Sprinkler System - Maintenance and Testing
Automatic sprinkler and standpipe systems are inspected, tested, and maintained in accordance with NFPA 25, Standard for the Inspection, Testing, and Maintaining of Water-based Fire Protection Systems. Records of system design, maintenance, inspection and testing are maintained in a secure location and readily available.
a) Date sprinkler system last checked _____________________
b) Who provided system test ____________________________
c) Water system supply source __________________________
Provide in REMARKS information on coverage for any non-required or partial automatic sprinkler system.
9.7.5, 9.7.7, 9.7.8, and NFPA 25
Observations:
Name: MAIN BUILDING - Component: 01 - Tag: 0353

Based on observation and interview, it was determined the facility failed to maintain the automatic sprinkler system to be free of extraneous weight, affecting two of three floors within the component.

Findings include:

1. Observation on May 21, 2025, between 11:00 AM and 11:50 AM, revealed items were being supported by the sprinkler piping system, at the following locations:

a. 11:00 AM, 3rd floor, above ceiling, by resident room 333, various wires;
b. 11:05 AM, 3rd floor, above ceiling, Common Area, above elevator doors, multiple wires;
c. 11:30 AM, 2nd floor, West Hall, above ceiling, by Resident Room 233, multiple wires;
d. 11:35 AM, 2nd floor, East Hall, above ceiling, by East Stairtower, various wires;
e. 11:40 AM, 2nd floor, above ceiling, Common Area, above smoke doors, multiple wires and flex conduit;
f. 11:50 AM, 2nd floor, above ceiling, Common Area, above elevator doors, multiple wires.

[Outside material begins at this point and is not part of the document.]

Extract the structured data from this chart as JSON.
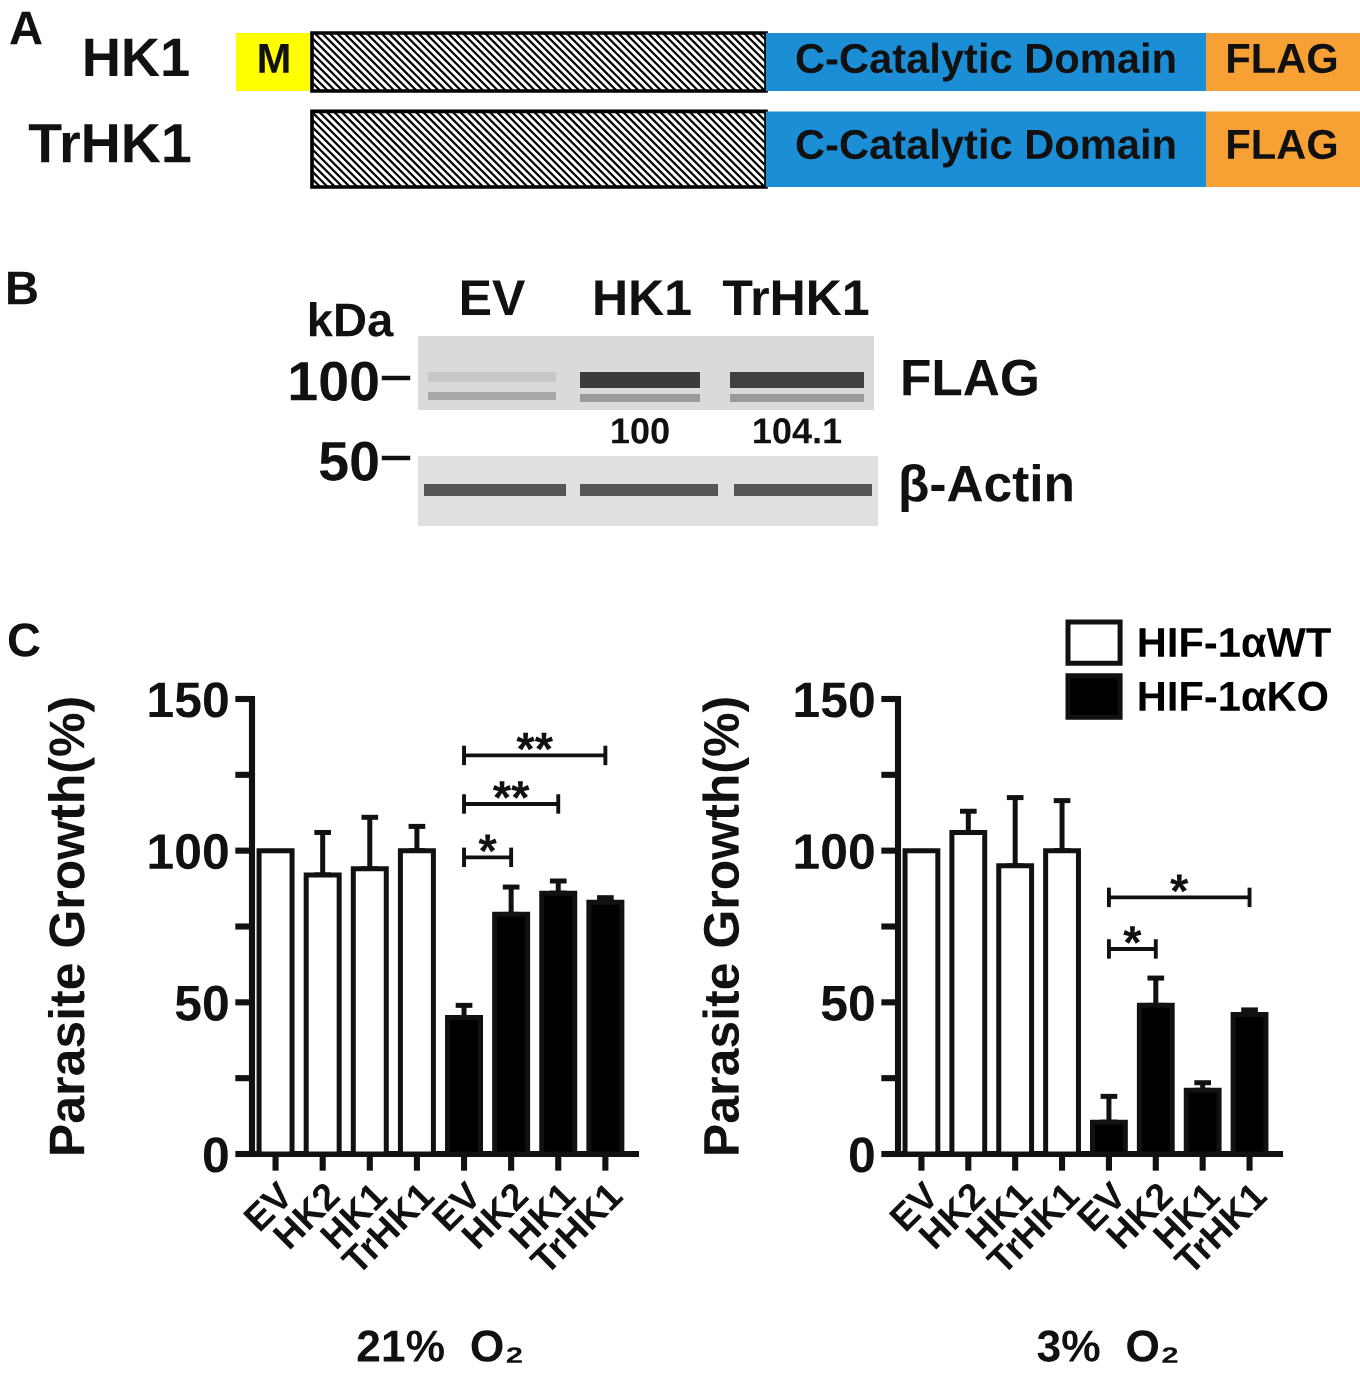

Interview with the Administrator and Environmental Service Director on May 21, 2025, at 1:30 PM, confirmed various items laying across sprinkler pipes.


 Plan of Correction - To be completed: 06/25/2025

The Environmental Services Director inspected above the ceiling on 3rd floor and 2nd floor and removed any items being supported by the sprinkler piping system. The Environmental Service Director will educate all maintenance staff and any outside contractors to ensure items are not to be supported by sprinkler piping system. The Environmental Service Director or designee will QA above ceilings monthly for three months as well as after any contractual work is completed, then quarterly thereafter. All findings will be reported the Quality Assurance Performance Improvement Meeting for three months until compliance is maintained.